I am ploughing through the 27 volumes in the first series of Penguin Modern Poets, published in the 1960s and 1970s. So far I’ve read three volumes. Of the 223 poems I’ve marked 24 as “good” and a further 28 as “quite good or deserving further study after which they may deserve to be labelled either good or quite good”. The other 171 I don’t like.
Many of the 223 poems use metaphor or juxtaposition to associate two fields, which in a large proportion are an environmental field E and a human experiential field H. Some examples of E are natural, such as the landscape, sea, sky, seasons, or living species; others are built, such as a room. Examples of H include a human being’s past experience as they feel it in retrospect, and the course of a person’s entire life viewed in third person. The structure is E ~ H, where E is used to communicate truths about H.

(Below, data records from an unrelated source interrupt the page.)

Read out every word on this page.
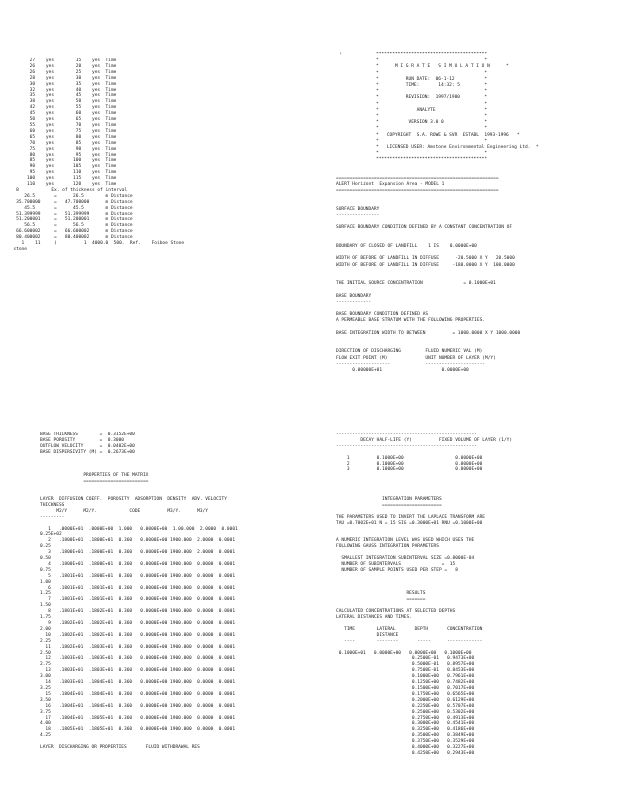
27    yes        15    yes  Time
26    yes        20    yes  Time
26    yes        25    yes  Time
28    yes        30    yes  Time
30    yes        35    yes  Time
32    yes        40    yes  Time
35    yes        45    yes  Time
38    yes        50    yes  Time
42    yes        55    yes  Time
45    yes        60    yes  Time
50    yes        65    yes  Time
55    yes        70    yes  Time
60    yes        75    yes  Time
65    yes        80    yes  Time
70    yes        85    yes  Time
75    yes        90    yes  Time
80    yes        95    yes  Time
85    yes       100    yes  Time
90    yes       105    yes  Time
95    yes       110    yes  Time
100    yes       115    yes  Time
110    yes       120    yes  Time
8            Ex. of thickness of interval
26.5       =      26.5        m Distance
35.700000     =   47.700000      m Distance
45.5       =      45.5        m Distance
51.399999     =   51.399999      m Distance
51.200001     =   51.200001      m Distance
56.5       =      56.5        m Distance
66.600002     =   66.600002      m Distance
80.400002     =   80.400002      m Distance
1    11     (          1  4000.0  500.  Ref.    Foiboe Stone
stone
*****************************************
*                                       *
*      M I G R A T E   S I M U L A T I O N      *
*                                       *
*          RUN DATE:  06-1-12           *
*          TIME:       14:32: 5         *
*                                       *
*          REVISION:  1997/1980         *
*                                       *
*              ANALYTE                  *
*                                       *
*           VERSION 3.0 0               *
*                                       *
*   COPYRIGHT  S.A. ROWE & SVR  ESTABL  1993-1996   *
*                                       *
*   LICENSED USER: Amstone Environmental Engineering Ltd.  *
*                                       *
*****************************************
============================================================
ALERT Horizont  Expansion Area - MODEL 1
============================================================

SURFACE BOUNDARY
----------------

SURFACE BOUNDARY CONDITION DEFINED BY A CONSTANT CONCENTRATION OF

BOUNDARY OF CLOSED OF LANDFILL    1 IS    0.0000E+00

WIDTH OF BEFORE OF LANDFILL IN DIFFUSE      -20.5000 X Y   20.5000
WIDTH OF BEFORE OF LANDFILL IN DIFFUSE     -180.0000 X Y  180.0000

THE INITIAL SOURCE CONCENTRATION               = 0.1000E+01

BASE BOUNDARY
-------------

BASE BOUNDARY CONDITION DEFINED AS
A PERMEABLE BASE STRATUM WITH THE FOLLOWING PROPERTIES.

BASE INTEGRATION WIDTH TO BETWEEN          = 1000.0000 X Y 1000.0000

DIRECTION OF DISCHARGING         FLUID NUMERIC VAL (M)
FLOW EXIT POINT (M)              UNIT NUMBER OF LAYER (M/Y)
--------------------             ----------------------
0.00000E+01                      0.0000E+00
BASE THICKNESS        =  0.3152E+00
BASE POROSITY         =  0.3000
OUTFLOW VELOCITY      =  0.0402E+00
BASE DISPERSIVITY (M) =  0.2673E+00

PROPERTIES OF THE MATRIX
========================

LAYER  DIFFUSION COEFF.  POROSITY  ADSORPTION  DENSITY  ADV. VELOCITY
THICKNESS
M2/Y      M2/Y.            CODE          M3/Y.      M3/Y
---------

1   .0000E+01  .0000E+00  1.000   0.0000E+00  1.00.000  2.0000  0.0001
0.25E+02
2   .1800E+01  .1800E+01  0.360   0.0000E+00 1900.000  2.0000  0.0001
0.25
3   .1800E+01  .1800E+01  0.360   0.0000E+00 1900.000  2.0000  0.0001
0.50
4   .1800E+01  .1800E+01  0.360   0.0000E+00 1900.000  0.0000  0.0001
0.75
5   .1801E+01  .1800E+01  0.360   0.0000E+00 1900.000  0.0000  0.0001
1.00
6   .1801E+01  .1801E+01  0.360   0.0000E+00 1900.000  0.0000  0.0001
1.25
7   .1801E+01  .1801E+01  0.360   0.0000E+00 1900.000  0.0000  0.0001
1.50
8   .1801E+01  .1802E+01  0.360   0.0000E+00 1900.000  0.0000  0.0001
1.75
9   .1802E+01  .1802E+01  0.360   0.0000E+00 1900.000  0.0000  0.0001
2.00
10   .1802E+01  .1802E+01  0.360   0.0000E+00 1900.000  0.0000  0.0001
2.25
11   .1802E+01  .1803E+01  0.360   0.0000E+00 1900.000  0.0000  0.0001
2.50
12   .1803E+01  .1803E+01  0.360   0.0000E+00 1900.000  0.0000  0.0001
2.75
13   .1803E+01  .1803E+01  0.360   0.0000E+00 1900.000  0.0000  0.0001
3.00
14   .1803E+01  .1804E+01  0.360   0.0000E+00 1900.000  0.0000  0.0001
3.25
15   .1804E+01  .1804E+01  0.360   0.0000E+00 1900.000  0.0000  0.0001
3.50
16   .1804E+01  .1804E+01  0.360   0.0000E+00 1900.000  0.0000  0.0001
3.75
17   .1804E+01  .1805E+01  0.360   0.0000E+00 1900.000  0.0000  0.0001
4.00
18   .1805E+01  .1805E+01  0.360   0.0000E+00 1900.000  0.0000  0.0001
4.25

LAYER  DISCHARGING OR PROPERTIES       FLUID WITHDRAWAL RES
----------------------------------------------------
DECAY HALF-LIFE (Y)          FIXED VOLUME OF LAYER (1/Y)
----------------------------------------------------

1          0.1000E+00                   0.0000E+00
2          0.1000E+00                   0.0000E+00
3          0.1000E+00                   0.0000E+00

INTEGRATION PARAMETERS
======================

THE PARAMETERS USED TO INVERT THE LAPLACE TRANSFORM ARE
TAU =0.7002E+01 N = 15 SIG =0.3000E+01 RNU =0.1000E+00

A NUMERIC INTEGRATION LEVEL WAS USED WHICH USES THE
FOLLOWING GAUSS INTEGRATION PARAMETERS

SMALLEST INTEGRATION SUBINTERVAL SIZE =0.8000E-04
NUMBER OF SUBINTERVALS               =  15
NUMBER OF SAMPLE POINTS USED PER STEP =   8

RESULTS
=======

CALCULATED CONCENTRATIONS AT SELECTED DEPTHS
LATERAL DISTANCES AND TIMES.

TIME        LATERAL       DEPTH       CONCENTRATION
DISTANCE
----        --------       -----      -------------

0.1000E+01   0.0000E+00   0.0000E+00   0.1000E+00
0.2500E-01   0.9473E+00
0.5000E-01   0.8957E+00
0.7500E-01   0.8453E+00
0.1000E+00   0.7961E+00
0.1250E+00   0.7482E+00
0.1500E+00   0.7017E+00
0.1750E+00   0.6565E+00
0.2000E+00   0.6129E+00
0.2250E+00   0.5707E+00
0.2500E+00   0.5302E+00
0.2750E+00   0.4913E+00
0.3000E+00   0.4541E+00
0.3250E+00   0.4186E+00
0.3500E+00   0.3849E+00
0.3750E+00   0.3529E+00
0.4000E+00   0.3227E+00
0.4250E+00   0.2943E+00
'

A lot of these I don’t like. Why?
The answer is that what they say about H is boring.
For example they may be
● insufficiently specific (a walk on the beach reminds you of the lover who left you – so what?)
● insufficiently socially critical (do you not realise that a supermarket, a bus trip, and a human being’s life journey are all embedded in social reproduction relations?)
● general but insufficiently mystical (this place makes you feel how small a lifetime appears compared with geological time, or it reminds you that we will all die one day – yawn!)
To summarise, let’s reverse perspective:
● I like it when what is said about H is specific (how else can it be vivid?), and in that case it should also usually be socially critical (because we are social animals and just look at the mess we’re in – it affects us); and
● if it’s not specific, then I still want it to be interesting and powerful, which means it should either say something general that is socially critical and not just vaguely so; or else, if it’s neither specific nor socially critical then it needs to communicate something that is of universal mystical significance (and since it must be interesting and powerful, saying the Earth is like an atom doesn’t count).